Being fully present to all we encounter in this moment as it is, rather than as we might wish, or fear, it to be, we are present as aerials, signs, receiving stations. Even, perhaps especially, in “[our] own hidden life”, we  become a source of healing and peace. Hiddenness itself, the hiddenness of practice, of silence and stillness, comes like unseen water to a dry land.

That which plainly is

Perhaps the most important [thing] is that awakened awareness is not a state of mind; whereas mental states, no matter how exalted, come and go, awakened awareness exists prior to all passing states, as the ground of being in which all experiences arise and pass away. As I suggested earlier, it’s like space or air in this regard; without it, experiences would not occur…

Awakened awareness answers this question by providing a global, expansive, all-inclusive perspective in which the apparent center drops away and everything is welcomed for what it is, without being interpreted in terms of how it benefits or threatens the separate self. Not only that, but awakened awareness confers the realization that what’s looking out through these eyes and what’s being looked at, the apparent subject and the apparent object, are actually just expressions of the same limitless, uninterrupted, undivided field that’s inherently awake, luminous, and filled with love.

Stephan Bodian, Beyond Mindfulness, pp.28; 40-41

A statement like this risks raising hackles on the one hand on those who distrust metaphysics, and on the other on those who distrust language that tends towards the nontheist. There can be a sense of threat in a statement like this from Pema Chödrön:

The difference between theism and nontheism is not whether one does or does not believe in God… Theism is a deep-seated conviction that there’s some hand to hold… Non-theism is relaxing with the ambiguity and uncertainty of the present moment without reaching for anything to protect ourselves… Nontheism is finally realizing there is no babysitter you can count on.

Pema Chödrön, When Things Fall Apart, p.53 (Kindle edition)

Practice inevitably involves walking out on some thin existential ice, and it is necessary to trust, somehow, that either the ice will bear your weight, or the practice itself will keep you from falling through. But trust is essential: panic can be disastrous, in much the same way that a bad trip can be the disastrous outcome of an experiment with psychedelics, only here there is no drug to wear off.

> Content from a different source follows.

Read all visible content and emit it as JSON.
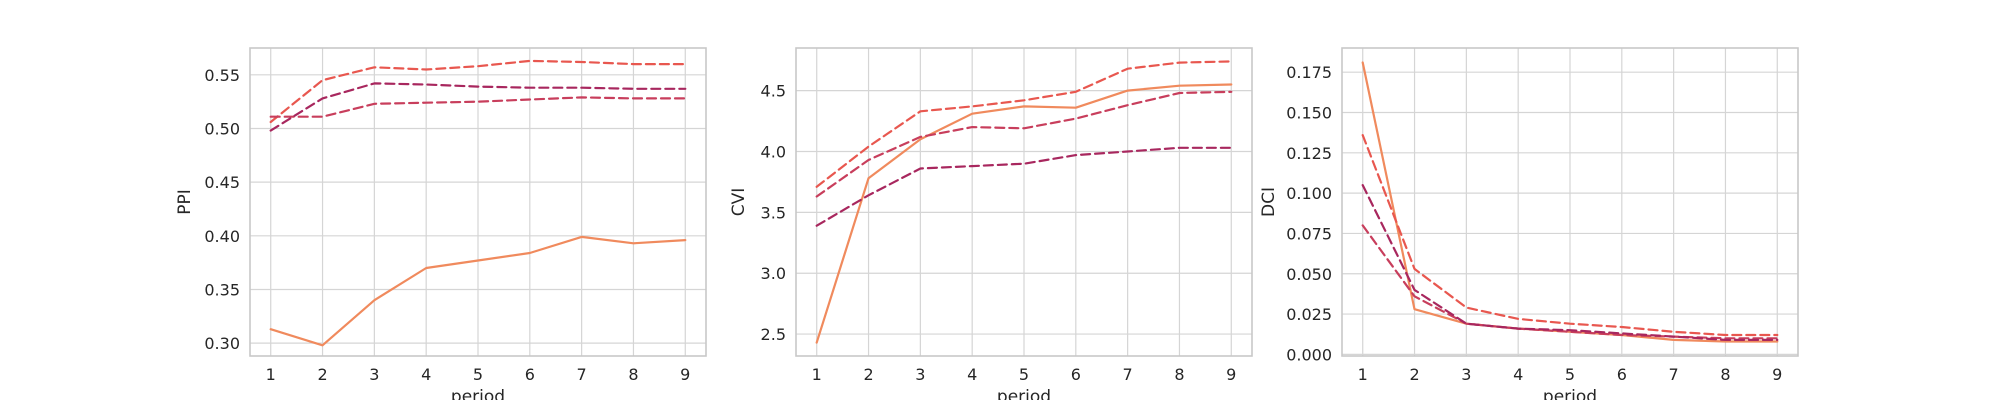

It is here that the concretising tendency of religion is such a comfort – especially when, maybe unexpectedly, confronted with grief or mortality. Here is Chödrön’s “hand to hold”: the cosmic babysitter when the monsters begin to close in.

But is metaphysics just religion intellectualised? There are metaphysical underpinnings in any religion, however deeply hidden they may be; and at least some religion may be metaphysics mythologised, made relatable.

But there is more to all this than a kind of psychological empiricism, or you would not be reading these words, any more than I would have written them, I suspect. As Stephan Bodian points out, the ground of being, “the limitless, formless, all-pervasive essence of what is” (ibid., p.102) is identical to the awareness within which experience itself arises. The unceasingness of that in utter experience is the end of faith, in both senses of the word “end”: that destination beyond which it is no longer necessary to believe, since one is at rest in that which plainly is.